The company’s intrusive visiting rights caused a stir in February, when the Los Angeles Times published an article about them and other news outlets picked up the story. The credit card company responded that it would review the language.
In a brief reply to emailed questions last week, Capital One spokeswoman Pam Girardo provided a copy of the new language to appear in the “communications” section of its agreements for general-purpose cards. The new clause — at 76 words it is about one-third the size of the old one — cut out the right to visit at home or at work. It also deleted language saying the company could contact you “with any frequency” and “at any time, including weekends and holidays.”
Another deletion involved a sentence giving the company the right to “modify or suppress” caller ID and “identify ourselves on these services in any manner we choose.” Instead, the new terms say the company may contact you by text message or mobile phone, if you provide your cell number.
The company has said it visits cardholders only in limited cases to repossess sport vehicles such as jet skis or snowmobiles. Capital One administers merchant cards for companies including Kawasaki, Yamaha and Polaris.
Knock, knock. Who’s there?
Some merchants seemed as surprised to learn about the visiting rights as cardholders.
“I don’t know why we’d even do that,” Costco spokesman Jeff Elliot said. Almost all holders of the chain’s Capital One store cards have transitioned to a newer, American Express-backed card that has a rewards feature, he said.
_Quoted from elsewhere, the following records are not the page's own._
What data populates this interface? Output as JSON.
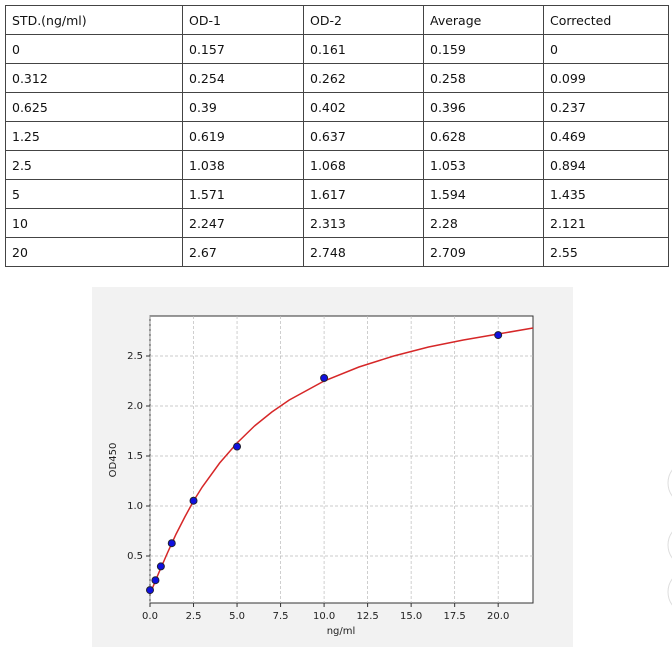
{
  "table": {
    "header": [
      "STD.(ng/ml)",
      "OD-1",
      "OD-2",
      "Average",
      "Corrected"
    ],
    "rows": [
      [
        "0",
        "0.157",
        "0.161",
        "0.159",
        "0"
      ],
      [
        "0.312",
        "0.254",
        "0.262",
        "0.258",
        "0.099"
      ],
      [
        "0.625",
        "0.39",
        "0.402",
        "0.396",
        "0.237"
      ],
      [
        "1.25",
        "0.619",
        "0.637",
        "0.628",
        "0.469"
      ],
      [
        "2.5",
        "1.038",
        "1.068",
        "1.053",
        "0.894"
      ],
      [
        "5",
        "1.571",
        "1.617",
        "1.594",
        "1.435"
      ],
      [
        "10",
        "2.247",
        "2.313",
        "2.28",
        "2.121"
      ],
      [
        "20",
        "2.67",
        "2.748",
        "2.709",
        "2.55"
      ]
    ]
  },
  "chart_data": {
    "type": "scatter",
    "xlabel": "ng/ml",
    "ylabel": "OD450",
    "xlim": [
      0,
      22
    ],
    "ylim": [
      0.03,
      2.9
    ],
    "grid": true,
    "xticks": [
      {
        "value": 0,
        "label": "0.0"
      },
      2.5,
      {
        "value": 5,
        "label": "5.0"
      },
      7.5,
      {
        "value": 10,
        "label": "10.0"
      },
      12.5,
      {
        "value": 15,
        "label": "15.0"
      },
      17.5,
      {
        "value": 20,
        "label": "20.0"
      }
    ],
    "yticks": [
      0.5,
      {
        "value": 1,
        "label": "1.0"
      },
      1.5,
      {
        "value": 2,
        "label": "2.0"
      },
      2.5
    ],
    "series": [
      {
        "type": "line",
        "color": "#d62728",
        "x": [
          0,
          0.5,
          1,
          1.5,
          2,
          2.5,
          3,
          4,
          5,
          6,
          7,
          8,
          10,
          12,
          14,
          16,
          18,
          20,
          22
        ],
        "values": [
          0.12,
          0.33,
          0.53,
          0.72,
          0.89,
          1.05,
          1.19,
          1.43,
          1.63,
          1.8,
          1.94,
          2.06,
          2.25,
          2.39,
          2.5,
          2.59,
          2.66,
          2.72,
          2.78
        ]
      },
      {
        "type": "scatter",
        "color": "#1010e0",
        "x": [
          0,
          0.312,
          0.625,
          1.25,
          2.5,
          5,
          10,
          20
        ],
        "values": [
          0.159,
          0.258,
          0.396,
          0.628,
          1.053,
          1.594,
          2.28,
          2.709
        ]
      }
    ]
  }
}
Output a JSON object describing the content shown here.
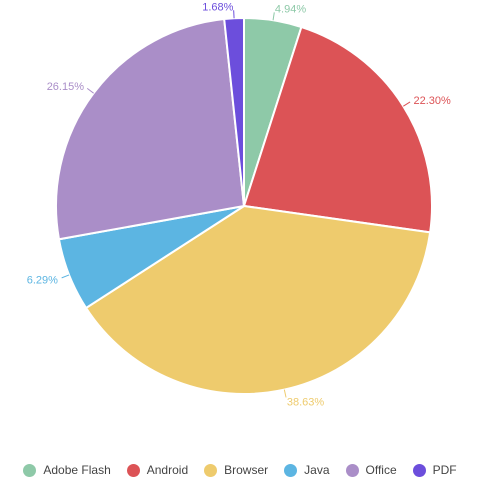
{
  "chart_data": {
    "type": "pie",
    "title": "",
    "categories": [
      "Adobe Flash",
      "Android",
      "Browser",
      "Java",
      "Office",
      "PDF"
    ],
    "values": [
      4.94,
      22.3,
      38.63,
      6.29,
      26.15,
      1.68
    ],
    "value_labels": [
      "4.94%",
      "22.30%",
      "38.63%",
      "6.29%",
      "26.15%",
      "1.68%"
    ],
    "colors": [
      "#8ec9a8",
      "#dc5356",
      "#eecb6d",
      "#5cb5e2",
      "#aa8ec8",
      "#6c4edc"
    ],
    "legend_position": "bottom"
  }
}
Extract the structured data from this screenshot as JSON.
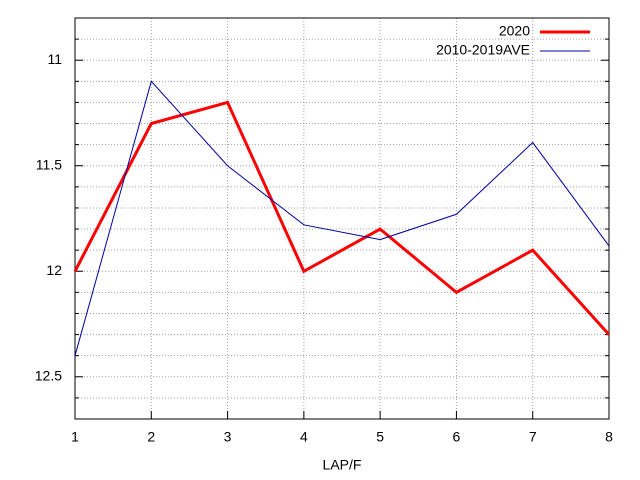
{
  "chart_data": {
    "type": "line",
    "xlabel": "LAP/F",
    "x": [
      1,
      2,
      3,
      4,
      5,
      6,
      7,
      8
    ],
    "xlim": [
      1,
      8
    ],
    "xticks": [
      1,
      2,
      3,
      4,
      5,
      6,
      7,
      8
    ],
    "ylim": [
      10.8,
      12.7
    ],
    "y_reversed": true,
    "yticks": [
      11,
      11.5,
      12,
      12.5
    ],
    "y_minor_ticks": [
      10.9,
      11.1,
      11.2,
      11.3,
      11.4,
      11.6,
      11.7,
      11.8,
      11.9,
      12.1,
      12.2,
      12.3,
      12.4,
      12.6
    ],
    "grid": true,
    "legend": "top-right",
    "series": [
      {
        "name": "2020",
        "color": "#ff0000",
        "width": 3,
        "values": [
          12.0,
          11.3,
          11.2,
          12.0,
          11.8,
          12.1,
          11.9,
          12.3
        ]
      },
      {
        "name": "2010-2019AVE",
        "color": "#0000a0",
        "width": 1,
        "values": [
          12.4,
          11.1,
          11.5,
          11.78,
          11.85,
          11.73,
          11.39,
          11.88
        ]
      }
    ]
  }
}
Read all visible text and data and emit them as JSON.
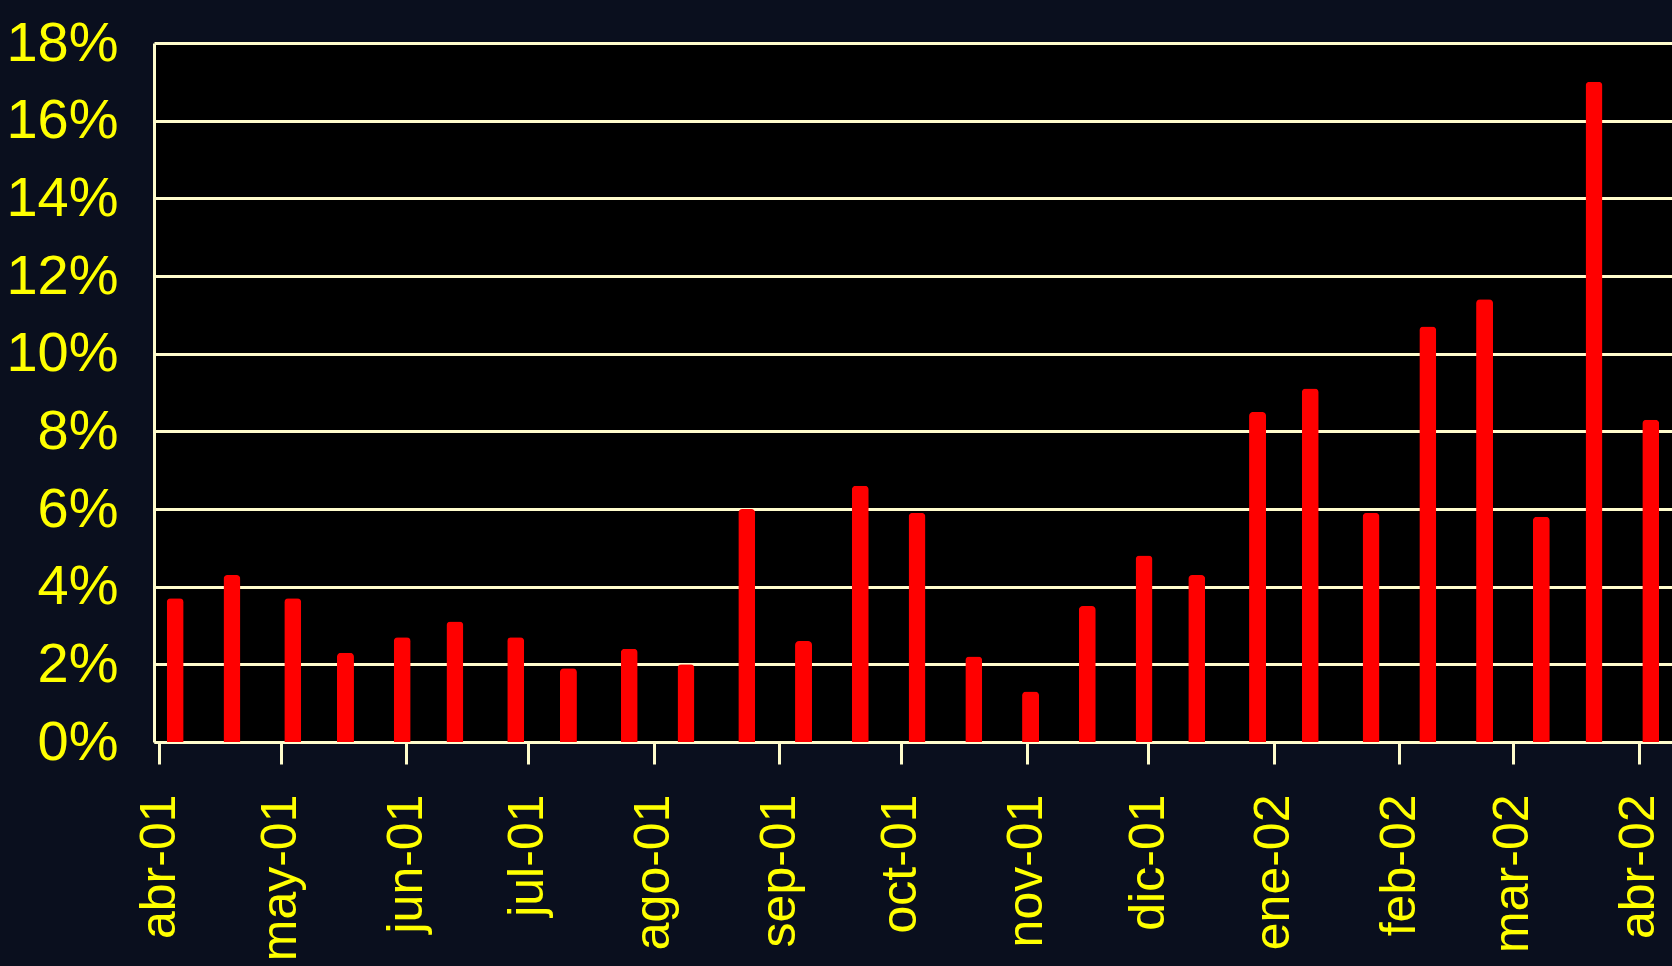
{
  "chart_data": {
    "type": "bar",
    "x": [
      "2001-04-05",
      "2001-04-19",
      "2001-05-04",
      "2001-05-17",
      "2001-05-31",
      "2001-06-13",
      "2001-06-28",
      "2001-07-11",
      "2001-07-26",
      "2001-08-09",
      "2001-08-24",
      "2001-09-07",
      "2001-09-21",
      "2001-10-05",
      "2001-10-19",
      "2001-11-02",
      "2001-11-16",
      "2001-11-30",
      "2001-12-13",
      "2001-12-28",
      "2002-01-10",
      "2002-01-25",
      "2002-02-08",
      "2002-02-22",
      "2002-03-08",
      "2002-03-21",
      "2002-04-04"
    ],
    "values": [
      3.7,
      4.3,
      3.7,
      2.3,
      2.7,
      3.1,
      2.7,
      1.9,
      2.4,
      2.0,
      6.0,
      2.6,
      6.6,
      5.9,
      2.2,
      1.3,
      3.5,
      4.8,
      4.3,
      8.5,
      9.1,
      5.9,
      10.7,
      11.4,
      5.8,
      17.0,
      8.3
    ],
    "color": "#ff0000",
    "xlim": [
      "2001-04-01",
      "2002-04-08"
    ],
    "xticks": [
      {
        "value": "2001-04-01",
        "label": "abr-01"
      },
      {
        "value": "2001-05-01",
        "label": "may-01"
      },
      {
        "value": "2001-06-01",
        "label": "jun-01"
      },
      {
        "value": "2001-07-01",
        "label": "jul-01"
      },
      {
        "value": "2001-08-01",
        "label": "ago-01"
      },
      {
        "value": "2001-09-01",
        "label": "sep-01"
      },
      {
        "value": "2001-10-01",
        "label": "oct-01"
      },
      {
        "value": "2001-11-01",
        "label": "nov-01"
      },
      {
        "value": "2001-12-01",
        "label": "dic-01"
      },
      {
        "value": "2002-01-01",
        "label": "ene-02"
      },
      {
        "value": "2002-02-01",
        "label": "feb-02"
      },
      {
        "value": "2002-03-01",
        "label": "mar-02"
      },
      {
        "value": "2002-04-01",
        "label": "abr-02"
      }
    ],
    "ylim": [
      0,
      18
    ],
    "yticks": [
      {
        "value": 0,
        "label": "0%"
      },
      {
        "value": 2,
        "label": "2%"
      },
      {
        "value": 4,
        "label": "4%"
      },
      {
        "value": 6,
        "label": "6%"
      },
      {
        "value": 8,
        "label": "8%"
      },
      {
        "value": 10,
        "label": "10%"
      },
      {
        "value": 12,
        "label": "12%"
      },
      {
        "value": 14,
        "label": "14%"
      },
      {
        "value": 16,
        "label": "16%"
      },
      {
        "value": 18,
        "label": "18%"
      }
    ],
    "grid": "y"
  }
}
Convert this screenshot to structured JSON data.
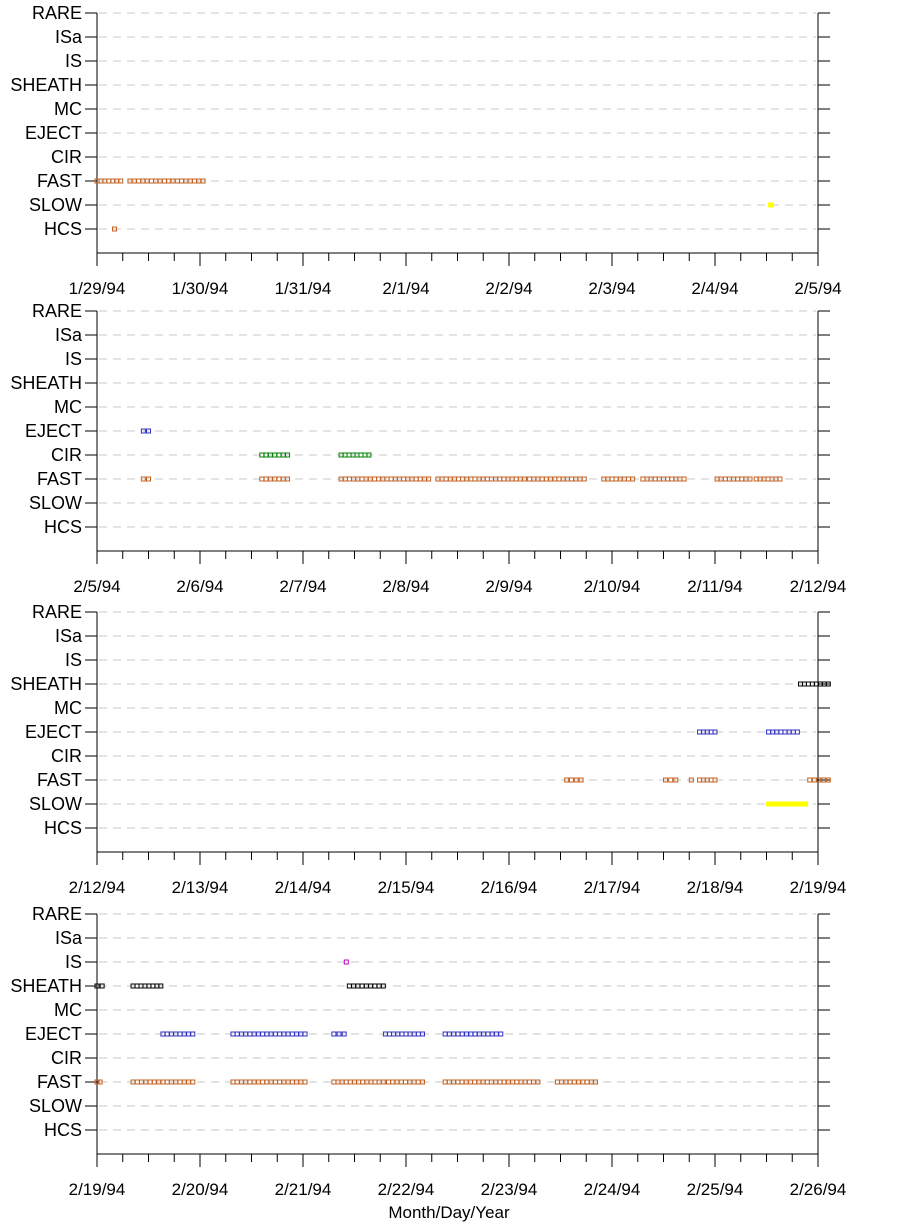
{
  "chart_data": {
    "type": "scatter",
    "categories": [
      "RARE",
      "ISa",
      "IS",
      "SHEATH",
      "MC",
      "EJECT",
      "CIR",
      "FAST",
      "SLOW",
      "HCS"
    ],
    "colors": {
      "FAST": "#c06020",
      "EJECT": "#3030c0",
      "CIR": "#008000",
      "SHEATH": "#000000",
      "SLOW": "#ffff00",
      "HCS": "#c06020",
      "IS": "#c000c0"
    },
    "xlabel": "Month/Day/Year",
    "panels": [
      {
        "x_ticks": [
          "1/29/94",
          "1/30/94",
          "1/31/94",
          "2/1/94",
          "2/2/94",
          "2/3/94",
          "2/4/94",
          "2/5/94"
        ],
        "segments": [
          {
            "category": "FAST",
            "from": 0.0,
            "to": 0.23
          },
          {
            "category": "FAST",
            "from": 0.32,
            "to": 1.03
          },
          {
            "category": "HCS",
            "from": 0.17,
            "to": 0.17
          },
          {
            "category": "SLOW",
            "from": 6.54,
            "to": 6.54,
            "filled": true
          }
        ]
      },
      {
        "x_ticks": [
          "2/5/94",
          "2/6/94",
          "2/7/94",
          "2/8/94",
          "2/9/94",
          "2/10/94",
          "2/11/94",
          "2/12/94"
        ],
        "segments": [
          {
            "category": "EJECT",
            "from": 0.45,
            "to": 0.5
          },
          {
            "category": "FAST",
            "from": 0.45,
            "to": 0.5
          },
          {
            "category": "CIR",
            "from": 1.6,
            "to": 1.85
          },
          {
            "category": "FAST",
            "from": 1.6,
            "to": 1.85
          },
          {
            "category": "CIR",
            "from": 2.37,
            "to": 2.64
          },
          {
            "category": "FAST",
            "from": 2.37,
            "to": 3.22
          },
          {
            "category": "FAST",
            "from": 3.31,
            "to": 4.15
          },
          {
            "category": "FAST",
            "from": 4.2,
            "to": 4.73
          },
          {
            "category": "FAST",
            "from": 4.92,
            "to": 5.2
          },
          {
            "category": "FAST",
            "from": 5.3,
            "to": 5.7
          },
          {
            "category": "FAST",
            "from": 6.02,
            "to": 6.34
          },
          {
            "category": "FAST",
            "from": 6.4,
            "to": 6.63
          }
        ]
      },
      {
        "x_ticks": [
          "2/12/94",
          "2/13/94",
          "2/14/94",
          "2/15/94",
          "2/16/94",
          "2/17/94",
          "2/18/94",
          "2/19/94"
        ],
        "segments": [
          {
            "category": "SHEATH",
            "from": 6.83,
            "to": 7.1
          },
          {
            "category": "EJECT",
            "from": 5.85,
            "to": 6.0
          },
          {
            "category": "EJECT",
            "from": 6.52,
            "to": 6.8
          },
          {
            "category": "FAST",
            "from": 4.56,
            "to": 4.7
          },
          {
            "category": "FAST",
            "from": 5.52,
            "to": 5.62
          },
          {
            "category": "FAST",
            "from": 5.77,
            "to": 5.77
          },
          {
            "category": "FAST",
            "from": 5.85,
            "to": 6.0
          },
          {
            "category": "FAST",
            "from": 6.92,
            "to": 7.1
          },
          {
            "category": "SLOW",
            "from": 6.52,
            "to": 6.88,
            "filled": true
          }
        ]
      },
      {
        "x_ticks": [
          "2/19/94",
          "2/20/94",
          "2/21/94",
          "2/22/94",
          "2/23/94",
          "2/24/94",
          "2/25/94",
          "2/26/94"
        ],
        "segments": [
          {
            "category": "IS",
            "from": 2.42,
            "to": 2.42
          },
          {
            "category": "SHEATH",
            "from": 0.0,
            "to": 0.05
          },
          {
            "category": "SHEATH",
            "from": 0.35,
            "to": 0.62
          },
          {
            "category": "SHEATH",
            "from": 2.45,
            "to": 2.78
          },
          {
            "category": "EJECT",
            "from": 0.64,
            "to": 0.93
          },
          {
            "category": "EJECT",
            "from": 1.32,
            "to": 2.02
          },
          {
            "category": "EJECT",
            "from": 2.3,
            "to": 2.4
          },
          {
            "category": "EJECT",
            "from": 2.8,
            "to": 3.16
          },
          {
            "category": "EJECT",
            "from": 3.38,
            "to": 3.92
          },
          {
            "category": "FAST",
            "from": 0.0,
            "to": 0.03
          },
          {
            "category": "FAST",
            "from": 0.35,
            "to": 0.93
          },
          {
            "category": "FAST",
            "from": 1.32,
            "to": 2.02
          },
          {
            "category": "FAST",
            "from": 2.3,
            "to": 2.78
          },
          {
            "category": "FAST",
            "from": 2.83,
            "to": 3.16
          },
          {
            "category": "FAST",
            "from": 3.38,
            "to": 4.28
          },
          {
            "category": "FAST",
            "from": 4.47,
            "to": 4.84
          }
        ]
      }
    ]
  }
}
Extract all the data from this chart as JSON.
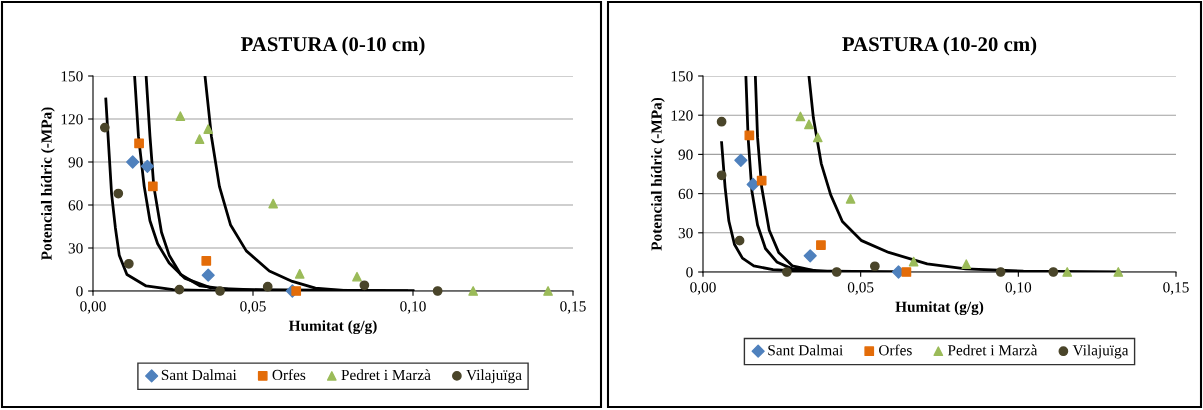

Elliot wouldn’t discuss the number of Costco cards in use.
Jeffrey Sacia, director of credit card operations at Menards, the Wisconsin-based home improvement chain, said “there’s a regulatory reason” for the language in the Menards store-card agreements. He referred further questions to Capital One as the administrator of the card.
A text search of about 1,700 card agreements on file with the U.S. Consumer Financial Protection Bureau turns up none with language that specifically allows visits to the home or workplace.
Repossession rights, however, are common. They’re present in some cards issued by Wells Fargo, GE Capital and Comenity Bank, which backs store cards from Pottery Barn, Abercrombie and other niche retailers. Creditors also generally need a local court’s permission to repossess merchandise if it is stored on your property.
Why would Capital One assert rights to visit cardholders if they are used so infrequently? The company did not grant requests for interviews, but consumer lawyers noted that the rights transfer to other companies that buy debts on the debt market. The broad powers granted under the agreement could help sell delinquent accounts to debt buyers, consumer advocates said.
The partner agreements may also simply require more review, since the retailers will have to be involved as well, said Robert Hobbs, deputy director of the National Consumer Law Center.
“It’s hard to think that some of the more reputable retailers would want these provisions in their contracts,” Hobbs said.
Terms giving creditors the right to call you on a mobile phone have a wrinkle that consumers should be aware of, Hobbs added. Courts have said this permission is temporary, so it may be revoked if your financial circumstances change.
“I think it’s important that consumers under current law are protected from phone calls that may cost them money and interfere with their efforts to get back on their feet,” he said. “When an account’s current is a whole different thing than when you’re laid off or ill.”